SimpleXML children's attributes behaves differ

2019-06-24 09:19发布

问题:

The SimpleXML examples page, section "Example #5 Using attributes" states:

Access attributes of an element just as you would elements of an array.

And the example #1 in SimpleXMLElement::children() works using $element['attribute'] syntax to access children's attributes;

Adding a namespace to that code, will disable the access to attributes:

$xml = new SimpleXMLElement(
'<person xmlns:a="foo:bar">
  <a:child role="son">
    <a:child role="daughter"/>
  </a:child>
  <a:child role="daughter">
    <a:child role="son">
      <a:child role="son"/>
    </a:child>
  </a:child>
</person>');
foreach ($xml->children('a', true) as $second_gen) {
    echo ' The person begot a ' . $second_gen['role'];
    foreach ($second_gen->children('a', true) as $third_gen) {
        echo ' who begot a ' . $third_gen['role'] . ';';
        foreach ($third_gen->children('a', true) as $fourth_gen) {
            echo ' and that ' . $third_gen['role'] . ' begot a ' . $fourth_gen['role'];
        }
    }
}
// results
// The person begot a who begot a ; The person begot a who begot a ; and that begot a 
// expected
// The person begot a son who begot a daughter; The person begot a daughter who begot a son; and that son begot a son

There's is plenty of questions here pointing the same solution, to use the SimpleXMLElement::attributes() function instead of accessing as an array, but none answers explains why.

This different behavior when using namespaces is a bug? Is the documentation outdated? Should we always use SimpleXMLElement::attributes() and avoid the recommended array-like syntax?

Note: I'm using PHP 5.5.9-1ubuntu4.9.


Related questions

  • Retrieving attributes of namespaced children
  • how to access this child element - attribute in php simplexml
  • Get children attributes using simplexml

回答1:

The reason for this is not actually anything to do with SimpleXML, but to do with some surprising details of how XML namespaces work, according to the standard.

In your example, you have a namespace declared with the prefix a, so to declare that an attribute is in that namespace, you must prefix its name with a:, just as you do with elements:

<a:child a:role="daughter"/>

It seems to be a common assumption that an attribute without a namespace prefix is in the same namespace as the element it is on, but that is not the case. The example above is not equivalent to your example:

<a:child role="daughter"/>

Another case you might see is where there is in a default (unprefixed) namespace:

<person xmlns="http://example.com/foo.bar"><child role="daughter" /></person>

Here, the child element is in the http://example.com/foo.bar namespace, but the role attribute still isn't!
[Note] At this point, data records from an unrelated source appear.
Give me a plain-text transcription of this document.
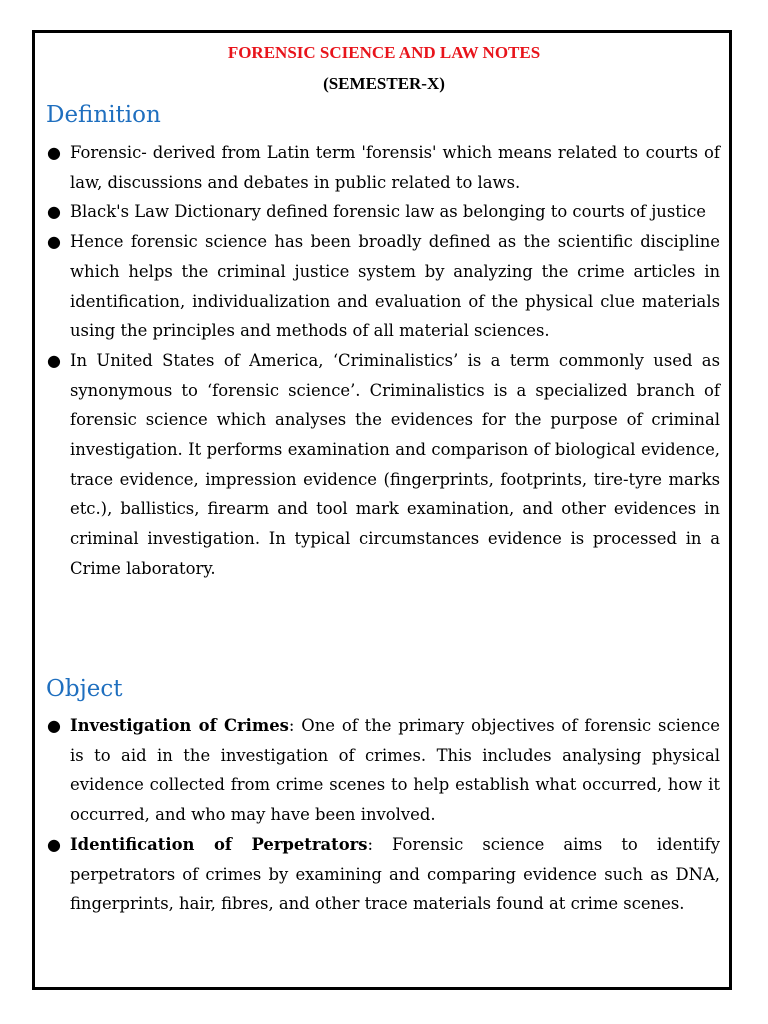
FORENSIC SCIENCE AND LAW NOTES
(SEMESTER-X)
Definition
● Forensic- derived from Latin term 'forensis' which means related to courts of law, discussions and debates in public related to laws.
● Black's Law Dictionary defined forensic law as belonging to courts of justice
● Hence forensic science has been broadly defined as the scientific discipline which helps the criminal justice system by analyzing the crime articles in identification, individualization and evaluation of the physical clue materials using the principles and methods of all material sciences.
● In United States of America, ‘Criminalistics’ is a term commonly used as synonymous to ‘forensic science’. Criminalistics is a specialized branch of forensic science which analyses the evidences for the purpose of criminal investigation. It performs examination and comparison of biological evidence, trace evidence, impression evidence (fingerprints, footprints, tire-tyre marks etc.), ballistics, firearm and tool mark examination, and other evidences in criminal investigation. In typical circumstances evidence is processed in a Crime laboratory.
Object
● Investigation of Crimes: One of the primary objectives of forensic science is to aid in the investigation of crimes. This includes analysing physical evidence collected from crime scenes to help establish what occurred, how it occurred, and who may have been involved.
● Identification of Perpetrators: Forensic science aims to identify perpetrators of crimes by examining and comparing evidence such as DNA, fingerprints, hair, fibres, and other trace materials found at crime scenes.
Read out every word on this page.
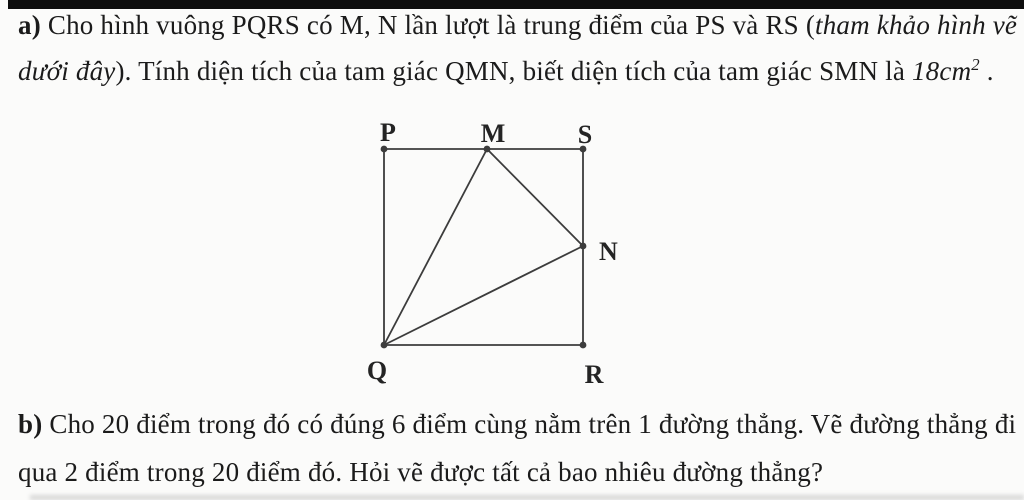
a) Cho hình vuông PQRS có M, N lần lượt là trung điểm của PS và RS (tham khảo hình vẽ

dưới đây). Tính diện tích của tam giác QMN, biết diện tích của tam giác SMN là $18cm^2$ .

P	M	S
N
Q	R

b) Cho 20 điểm trong đó có đúng 6 điểm cùng nằm trên 1 đường thẳng. Vẽ đường thẳng đi

qua 2 điểm trong 20 điểm đó. Hỏi vẽ được tất cả bao nhiêu đường thẳng?
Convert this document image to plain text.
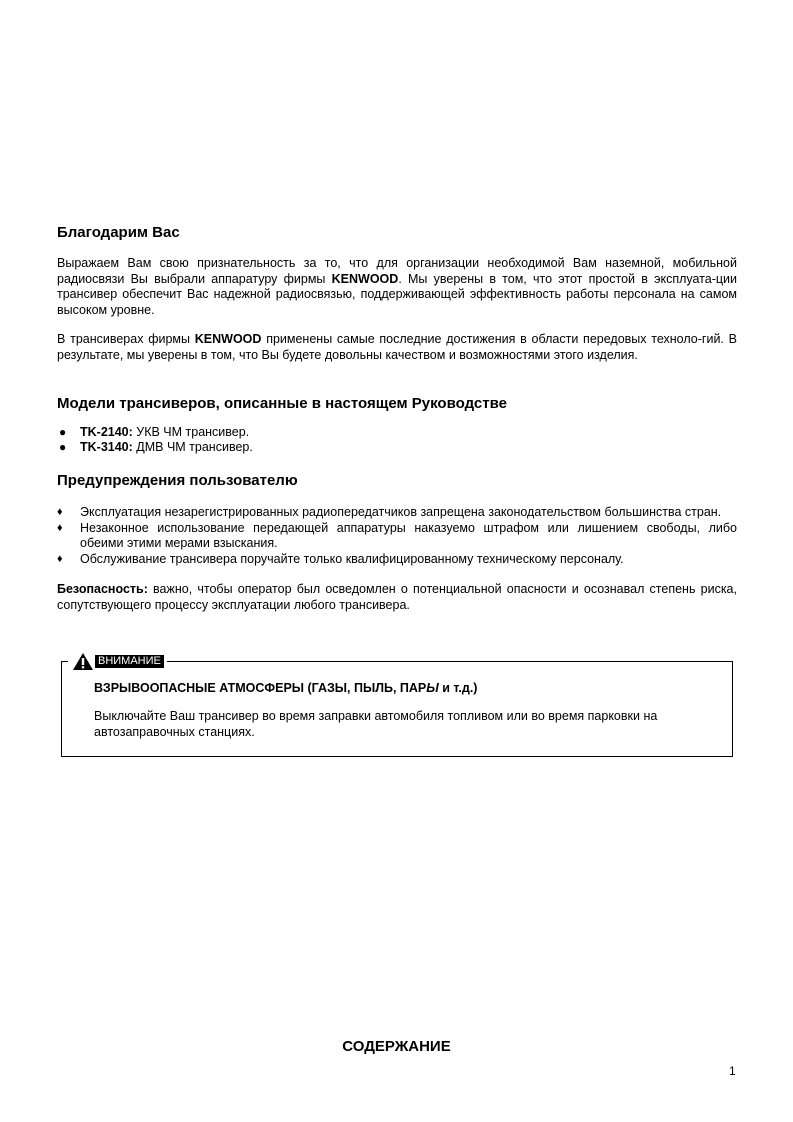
Благодарим Вас

Выражаем Вам свою признательность за то, что для организации необходимой Вам наземной, мобильной радиосвязи Вы выбрали аппаратуру фирмы KENWOOD. Мы уверены в том, что этот простой в эксплуата-ции трансивер обеспечит Вас надежной радиосвязью, поддерживающей эффективность работы персонала на самом высоком уровне.

В трансиверах фирмы KENWOOD применены самые последние достижения в области передовых техноло-гий. В результате, мы уверены в том, что Вы будете довольны качеством и возможностями этого изделия.

Модели трансиверов, описанные в настоящем Руководстве
● TK-2140: УКВ ЧМ трансивер.
● TK-3140: ДМВ ЧМ трансивер.
Предупреждения пользователю
♦ Эксплуатация незарегистрированных радиопередатчиков запрещена законодательством большинства стран.
♦ Незаконное использование передающей аппаратуры наказуемо штрафом или лишением свободы, либо обеими этими мерами взыскания.
♦ Обслуживание трансивера поручайте только квалифицированному техническому персоналу.

Безопасность: важно, чтобы оператор был осведомлен о потенциальной опасности и осознавал степень риска, сопутствующего процессу эксплуатации любого трансивера.

ВНИМАНИЕ
ВЗРЫВООПАСНЫЕ АТМОСФЕРЫ (ГАЗЫ, ПЫЛЬ, ПАРЫ и т.д.)
Выключайте Ваш трансивер во время заправки автомобиля топливом или во время парковки на автозаправочных станциях.
СОДЕРЖАНИЕ
1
As discussed in this related question, the relevant section of the XML Namespaces spec includes this statement:

The namespace name for an unprefixed attribute name always has no value.

That is, an attribute with no namespace prefix is never in any namespace, regardless of what the rest of the document looks like.

So, what effect does this have on SimpleXML?

SimpleXML works on the basis of altering the "current namespace" whenever you use the ->children() or ->attributes() methods, and tracking it from then on.

So when you write:

$children = $xml->children('a', true);

or:

$children = $xml->children('http://example.com/foo.bar');

the "current namespace" is foo:bar. Subsequent use of the ->childElement or ['attribute'] syntax will look in this namespace - you don't need to call children() again every time - but your unprefixed attributes won't be found there, because they have no namespace.

When you subsequently write:

$attributes = $children->attributes();

this is interpreted the same way as:

$attributes = $children->attributes(null);

So now, the "current namespace" is null. Now when you look for the attributes which have no namespace, you will find them.